If the flu outbreak this fall is as widespread as some experts fear, students who stay home should use Web conferencing and podcasting technologies to try to stay current - a federal recommendation that could be too advanced for some poorer school districts to take advantage of.
The six-page guidelines issued by the Department of Education on Monday suggest closed-circuit television, DVDs and Internet usage, among other technology, to get information to students in anticipation of high absentee rates and temporary school shutdowns because of a flu outbreak.
But some families in inner cities like the District, where the announcement was made, might lack the means to follow the suggested federal guidelines.
“It would be very difficult,” said William Lockridge, D.C. State Board of Education representative for Wards 7 and 8, areas of the city east of the Anacostia River that tend to have higher rates of poverty. “Living in an economically depressed community, a lot of kids and parents don’t have access to computers. It would be very hard to get students information from the Internet or other methods through computers.”
Mr. Lockridge spoke about children waiting in line to access the few computers at the public library.
“If you can’t afford a computer, you can’t afford the access to the Internet,” he said.
Education Secretary Arne Duncan announced the recommendations on Monday at a press conference outside H.D. Cooke Elementary School in Northwest Washington. He appeared with Health and Human Services Secretary Kathleen Sebelius, D.C. Mayor Adrian M. Fenty and city schools Chancellor Michelle A. Rhee shortly before classes began to mark the first day of school and to discuss the effects that the H1N1 virus, which causes what is widely known as swine flu, could have on schools this year.

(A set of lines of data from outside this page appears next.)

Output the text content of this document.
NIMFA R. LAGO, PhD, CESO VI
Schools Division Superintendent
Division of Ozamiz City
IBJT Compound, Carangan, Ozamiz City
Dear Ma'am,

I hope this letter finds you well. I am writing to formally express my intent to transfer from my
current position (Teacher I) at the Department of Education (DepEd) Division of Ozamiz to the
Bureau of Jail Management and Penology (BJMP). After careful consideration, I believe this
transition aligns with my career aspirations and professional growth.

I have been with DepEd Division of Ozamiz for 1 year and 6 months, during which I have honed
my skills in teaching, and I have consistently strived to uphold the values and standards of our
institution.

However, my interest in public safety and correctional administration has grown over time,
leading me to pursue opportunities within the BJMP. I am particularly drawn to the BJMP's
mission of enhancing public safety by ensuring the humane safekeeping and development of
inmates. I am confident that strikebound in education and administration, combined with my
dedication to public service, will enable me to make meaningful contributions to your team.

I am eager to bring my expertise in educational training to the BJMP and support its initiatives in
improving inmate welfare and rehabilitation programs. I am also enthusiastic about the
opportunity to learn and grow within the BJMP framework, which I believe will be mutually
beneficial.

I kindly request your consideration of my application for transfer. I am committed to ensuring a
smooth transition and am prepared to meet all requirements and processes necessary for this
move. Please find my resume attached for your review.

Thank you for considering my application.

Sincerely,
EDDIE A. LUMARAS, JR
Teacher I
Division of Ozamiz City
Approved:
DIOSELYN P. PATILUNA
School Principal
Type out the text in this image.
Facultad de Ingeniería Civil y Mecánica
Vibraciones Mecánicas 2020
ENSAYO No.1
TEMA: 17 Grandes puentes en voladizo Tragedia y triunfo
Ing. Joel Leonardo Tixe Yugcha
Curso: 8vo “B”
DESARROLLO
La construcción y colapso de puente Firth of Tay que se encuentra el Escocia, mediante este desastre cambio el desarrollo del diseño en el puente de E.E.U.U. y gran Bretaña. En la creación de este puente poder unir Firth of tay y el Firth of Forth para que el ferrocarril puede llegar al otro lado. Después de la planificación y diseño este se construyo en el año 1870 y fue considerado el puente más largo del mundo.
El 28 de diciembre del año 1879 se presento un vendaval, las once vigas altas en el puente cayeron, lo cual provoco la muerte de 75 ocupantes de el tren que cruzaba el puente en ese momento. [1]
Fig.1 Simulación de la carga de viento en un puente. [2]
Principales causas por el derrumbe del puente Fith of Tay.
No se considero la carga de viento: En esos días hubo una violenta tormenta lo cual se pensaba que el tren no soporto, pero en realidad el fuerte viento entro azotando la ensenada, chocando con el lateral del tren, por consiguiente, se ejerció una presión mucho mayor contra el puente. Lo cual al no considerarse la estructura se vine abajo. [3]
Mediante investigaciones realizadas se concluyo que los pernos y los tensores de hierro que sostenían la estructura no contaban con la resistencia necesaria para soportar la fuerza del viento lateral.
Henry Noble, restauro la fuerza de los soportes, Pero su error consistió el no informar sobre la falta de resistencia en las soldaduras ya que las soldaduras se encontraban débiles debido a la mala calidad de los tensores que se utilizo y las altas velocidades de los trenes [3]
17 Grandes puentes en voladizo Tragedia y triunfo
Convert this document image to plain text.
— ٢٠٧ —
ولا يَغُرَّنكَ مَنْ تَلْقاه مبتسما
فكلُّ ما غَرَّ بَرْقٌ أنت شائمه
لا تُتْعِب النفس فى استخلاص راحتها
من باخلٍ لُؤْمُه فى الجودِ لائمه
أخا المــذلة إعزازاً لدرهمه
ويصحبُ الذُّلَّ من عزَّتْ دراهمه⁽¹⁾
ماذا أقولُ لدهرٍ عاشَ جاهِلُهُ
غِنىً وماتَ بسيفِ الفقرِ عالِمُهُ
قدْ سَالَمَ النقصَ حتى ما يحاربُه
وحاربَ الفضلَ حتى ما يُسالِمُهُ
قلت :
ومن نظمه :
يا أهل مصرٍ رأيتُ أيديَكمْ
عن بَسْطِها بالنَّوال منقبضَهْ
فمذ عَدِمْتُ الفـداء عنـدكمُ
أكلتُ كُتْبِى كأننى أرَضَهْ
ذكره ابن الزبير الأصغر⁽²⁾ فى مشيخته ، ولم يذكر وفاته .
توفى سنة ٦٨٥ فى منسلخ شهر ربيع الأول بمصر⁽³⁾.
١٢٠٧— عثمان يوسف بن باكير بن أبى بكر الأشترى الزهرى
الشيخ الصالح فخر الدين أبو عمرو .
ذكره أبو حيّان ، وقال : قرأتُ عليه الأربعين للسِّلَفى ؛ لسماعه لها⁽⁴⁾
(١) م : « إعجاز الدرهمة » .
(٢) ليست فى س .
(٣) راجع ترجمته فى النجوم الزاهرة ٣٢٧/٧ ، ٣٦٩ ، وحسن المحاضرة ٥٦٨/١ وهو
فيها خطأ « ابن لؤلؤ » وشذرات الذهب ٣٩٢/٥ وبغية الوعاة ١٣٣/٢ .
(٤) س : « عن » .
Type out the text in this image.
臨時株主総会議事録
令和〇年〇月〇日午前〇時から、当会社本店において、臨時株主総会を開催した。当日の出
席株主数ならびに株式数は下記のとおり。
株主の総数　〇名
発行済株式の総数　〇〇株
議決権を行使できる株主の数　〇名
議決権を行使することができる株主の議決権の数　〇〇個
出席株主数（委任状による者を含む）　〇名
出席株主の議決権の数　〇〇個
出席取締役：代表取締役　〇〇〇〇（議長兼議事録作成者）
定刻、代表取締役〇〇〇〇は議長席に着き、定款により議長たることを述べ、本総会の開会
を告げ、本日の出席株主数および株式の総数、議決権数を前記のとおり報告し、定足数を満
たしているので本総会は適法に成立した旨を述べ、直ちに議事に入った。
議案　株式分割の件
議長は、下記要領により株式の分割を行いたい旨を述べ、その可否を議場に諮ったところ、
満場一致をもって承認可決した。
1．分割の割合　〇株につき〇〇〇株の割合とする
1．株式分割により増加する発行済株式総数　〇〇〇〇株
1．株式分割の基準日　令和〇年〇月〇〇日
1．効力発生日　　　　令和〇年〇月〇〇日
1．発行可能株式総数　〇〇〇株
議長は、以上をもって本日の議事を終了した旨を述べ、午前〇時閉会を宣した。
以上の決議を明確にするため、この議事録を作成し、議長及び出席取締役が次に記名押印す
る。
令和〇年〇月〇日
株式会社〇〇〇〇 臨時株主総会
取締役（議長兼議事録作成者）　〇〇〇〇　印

“Principals and teachers need to be prepared,” Mr. Duncan said. “Packages of learning materials need to be ready to send home to students. There need to be online resources for students to learn from at home. Teachers need to know how to contact parents and students to monitor their progress. And they need to provide tutorials over the phone and online.”
The President’s Council of Advisers on Science and Technology on Monday released a report that assessed the country’s preparedness for the H1N1 virus. According to Associated Press reports, the panel predicted that 20 percent to 40 percent of the U.S. population will suffer swine flu symptoms this fall and estimated that the virus will cause between 30,000 and 90,000 deaths, concentrated among children and young adults. The panel also recommended that at least 40 million doses of the vaccine be available by mid-September.
The recommendations say officials are “mindful that available resources will play a part in determining how each school creates its continuity of learning plan” and also suggest more traditional options for getting materials to students, including hard-copy versions of reference materials, take-home assignments, teacher check-ins and tutorials.
Lisa Raymond, D.C. State Board of Education president, said it is important for those implementing the plans to bridge the “digital divide,” a term commonly used to describe the gap between those who have access to information through technology and those who do not.
“It’s important for the District to meet the needs of all of their students,” Mrs. Raymond said. “Some schools and some parents won’t have access to that technology. Those schools should get the educational support they would need.”
Virginia-based Association of Teacher Educators is a mentor program that prepares teachers for the classroom. Executive Director David Ritchey said schools are being proactive in providing all students access to technology.
“Not only are costs coming down, but there’s a lot more effort to provide electronic advantages to those who were missing them before in order to cross that digital divide,” Mr. Ritchey said. “Some are going to have more access than others, but schools are doing as much as they can.”
Mrs. Sebelius addressed ways to prevent the spread of the H1N1 virus, which has killed at least 522 people and hospitalized nearly 8,000 nationwide as of Thursday, according to the Centers for Disease Control and Prevention. Symptoms of the flu include fever, cough, sore throat, headache, chills and fatigue. Severe illness and death have been associated with the virus.